See my answer above. Btw, how can you be sure about the same with chal-resp-hmac? I think, if Yubikey had no backdoors, then PIV advantages are clearly visible against chal-resp-hamc.

The YubiKey is a great tool but not a foolproof one. It was already found that keys generated on it were flawed once. There were ways to hack Trezor devices. I don't have a reason to not trust YubiKey but if we add additional threats like physical violence to our security model then we shouldn't ignore the others as well.

As I wrote, this question is not interesting for me.

If attacker fully control the software environment, he can "dmsetup table --showkeys".

Not with LUKS2 format (unless we can hack the kernel) but I meant environment before unlocking is done.

It's the same. Just little more complicated if you have root access.

[Vincent43]

It's like 2-phase authentication. It combines something you have with something you know. If one of those fails, there is still the second one. So, at least you can't make the things worse.

No, if Yubikey secret leaks then everything is gone. No need to waterboarding :smile:

I think this is about the implementation. I'm not supposed to assume anything. I just implement the things. It's up to users to decide whether they trust Yubico and use it.

Implementation is as important as theoretical concept. On the one hand you assume an extreme scenario of physical violence where user can't trust themselves they can keep their memorized secret secure on the other you take for granted something written in docs, not even actual code. Don't take me wrong, your concept is great but by mentioning torture and waterboarding you raised the bar up through the roof :smile:.

See my answer above. Btw, how can you be sure about the same with chal-resp-hmac? I think, if Yubikey had no backdoors, then PIV advantages are clearly visible against chal-resp-hamc.

The benefit of chal-resp-hmac is that you don't have to store additional secrets which, if revealed do compromise security (the secret key used for calculating hmac doesn't reveal anything on its own) other than having challenge kept in your memory (which may be equivalent of remembering the PIN). What isn't stored cannot be leaked. It's simpler with less steps (generate/upload key once + provide challenge,calculate hmac on unlock vs generate key-pair, create/encrypt secret, upload key/secret once + provide PIN,decrypt secret on unlock). It's also more versatile as changing LUKS passphrase require only to provide different challenge rather than generating new key-pair and encrypting new secret.

There is a trade-off. PIN will be easier to remember than a strong challenge at cost of trusting of YubiKey internals to do their job. That's not a new concept as I already pointed out that there are existing smartcard+gpg implementations which work very similar (one of them will be part of official cryptsetup package in debian/ubuntu soon). I don't know if using GPG is better than pure RSA in PIV but perhaps more bloated :smile:. In the end, choosing which one is better is matter a of personal taste I guess.

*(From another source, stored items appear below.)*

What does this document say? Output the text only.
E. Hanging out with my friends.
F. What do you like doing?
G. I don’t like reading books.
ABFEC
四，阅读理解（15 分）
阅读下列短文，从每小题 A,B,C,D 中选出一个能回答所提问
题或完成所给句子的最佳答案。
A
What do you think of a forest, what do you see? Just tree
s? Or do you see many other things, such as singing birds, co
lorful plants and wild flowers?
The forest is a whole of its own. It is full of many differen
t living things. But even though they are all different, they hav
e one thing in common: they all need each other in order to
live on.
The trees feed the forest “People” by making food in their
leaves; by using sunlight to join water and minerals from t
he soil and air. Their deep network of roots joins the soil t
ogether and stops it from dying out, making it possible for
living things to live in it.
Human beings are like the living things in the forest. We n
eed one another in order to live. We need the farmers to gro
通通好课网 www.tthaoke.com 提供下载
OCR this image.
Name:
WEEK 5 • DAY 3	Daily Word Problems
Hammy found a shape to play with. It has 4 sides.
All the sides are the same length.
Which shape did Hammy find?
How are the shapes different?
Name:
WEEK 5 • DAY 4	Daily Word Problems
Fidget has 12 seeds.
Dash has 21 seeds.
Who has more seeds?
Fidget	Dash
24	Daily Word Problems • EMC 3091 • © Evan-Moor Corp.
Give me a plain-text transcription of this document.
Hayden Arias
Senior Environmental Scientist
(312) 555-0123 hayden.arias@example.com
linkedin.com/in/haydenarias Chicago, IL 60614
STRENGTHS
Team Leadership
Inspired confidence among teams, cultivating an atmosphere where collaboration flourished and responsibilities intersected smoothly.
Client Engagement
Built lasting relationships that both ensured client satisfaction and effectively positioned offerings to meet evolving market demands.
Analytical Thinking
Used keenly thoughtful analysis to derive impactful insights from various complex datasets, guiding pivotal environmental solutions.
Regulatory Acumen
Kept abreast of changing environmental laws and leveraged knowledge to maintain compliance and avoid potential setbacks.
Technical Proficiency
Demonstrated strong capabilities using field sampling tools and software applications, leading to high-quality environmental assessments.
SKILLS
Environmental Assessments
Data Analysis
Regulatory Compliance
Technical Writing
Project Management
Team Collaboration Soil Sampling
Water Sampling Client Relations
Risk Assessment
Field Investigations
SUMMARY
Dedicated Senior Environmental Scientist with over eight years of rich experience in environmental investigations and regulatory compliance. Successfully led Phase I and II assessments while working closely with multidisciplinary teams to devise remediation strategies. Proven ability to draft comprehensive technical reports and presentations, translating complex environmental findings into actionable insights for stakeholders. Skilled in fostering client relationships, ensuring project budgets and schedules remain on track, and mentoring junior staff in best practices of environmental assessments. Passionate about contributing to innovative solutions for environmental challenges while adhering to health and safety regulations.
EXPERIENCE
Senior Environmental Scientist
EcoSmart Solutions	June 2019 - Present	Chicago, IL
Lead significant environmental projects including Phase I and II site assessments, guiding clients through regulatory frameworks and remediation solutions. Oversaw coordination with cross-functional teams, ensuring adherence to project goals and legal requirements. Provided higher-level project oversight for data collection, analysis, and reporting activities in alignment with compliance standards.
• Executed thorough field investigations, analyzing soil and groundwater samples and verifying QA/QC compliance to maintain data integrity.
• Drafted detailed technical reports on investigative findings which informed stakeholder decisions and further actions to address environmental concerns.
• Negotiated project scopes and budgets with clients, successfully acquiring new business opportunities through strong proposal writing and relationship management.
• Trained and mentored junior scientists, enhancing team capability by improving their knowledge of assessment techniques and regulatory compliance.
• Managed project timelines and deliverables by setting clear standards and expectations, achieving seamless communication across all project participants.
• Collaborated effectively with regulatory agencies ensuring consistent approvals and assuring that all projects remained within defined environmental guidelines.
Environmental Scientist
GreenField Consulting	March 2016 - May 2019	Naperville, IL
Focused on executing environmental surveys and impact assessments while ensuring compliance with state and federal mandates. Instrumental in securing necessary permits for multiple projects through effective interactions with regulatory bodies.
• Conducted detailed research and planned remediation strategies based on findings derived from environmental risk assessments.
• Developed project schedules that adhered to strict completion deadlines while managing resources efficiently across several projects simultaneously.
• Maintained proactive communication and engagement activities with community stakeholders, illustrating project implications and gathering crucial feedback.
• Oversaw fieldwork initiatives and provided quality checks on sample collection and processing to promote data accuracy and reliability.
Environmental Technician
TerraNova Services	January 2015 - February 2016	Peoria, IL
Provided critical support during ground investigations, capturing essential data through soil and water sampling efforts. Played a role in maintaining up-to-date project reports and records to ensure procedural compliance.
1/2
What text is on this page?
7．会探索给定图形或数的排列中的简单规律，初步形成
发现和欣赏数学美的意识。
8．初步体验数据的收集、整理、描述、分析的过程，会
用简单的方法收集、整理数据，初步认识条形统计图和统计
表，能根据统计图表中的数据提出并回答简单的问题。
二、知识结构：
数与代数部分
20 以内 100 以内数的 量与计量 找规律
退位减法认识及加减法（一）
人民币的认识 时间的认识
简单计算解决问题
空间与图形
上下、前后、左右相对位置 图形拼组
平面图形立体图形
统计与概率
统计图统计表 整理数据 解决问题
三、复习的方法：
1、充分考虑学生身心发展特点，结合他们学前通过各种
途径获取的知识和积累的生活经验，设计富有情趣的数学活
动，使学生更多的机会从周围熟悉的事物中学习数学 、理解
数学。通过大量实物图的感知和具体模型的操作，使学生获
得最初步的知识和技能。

The PIV approach is definitely an interesting alternative and deserves fully working implementation. This repo isn't very active so you may use your own and adapt existing initramfs/format/enroll/open scripts to it. Maybe even propose it for inclusion in debian cryptsetup package which repo I linked above?

[cornelinux]

I am a big fan of using smartcards (as in uses assymmetric cryptography with a private key protected within the card) and have been doing this since 2005. If you would want to do it right, LUKS itself should be capable of protecting the encryption key (DEK) with the private key stored in the smartcard. This actually was my first idea since all commercial enterprise FDE tools do it this way. I checked and asked with LUKS if there would ever be the possibility to assymmetrically encrypt the DEK, but this was not planned.

Protecting a passphrase in a secure way using the smartcard functionality but then passing a simple static passphrase to LUKS is somehow snakeoil to me. For this scenario my attack vector would still be the same as it is now: replace the initramfs and dump the slot passphrase (KEK) to a location where I could pick it up.

Imho the big effort is not worth the gain (for me).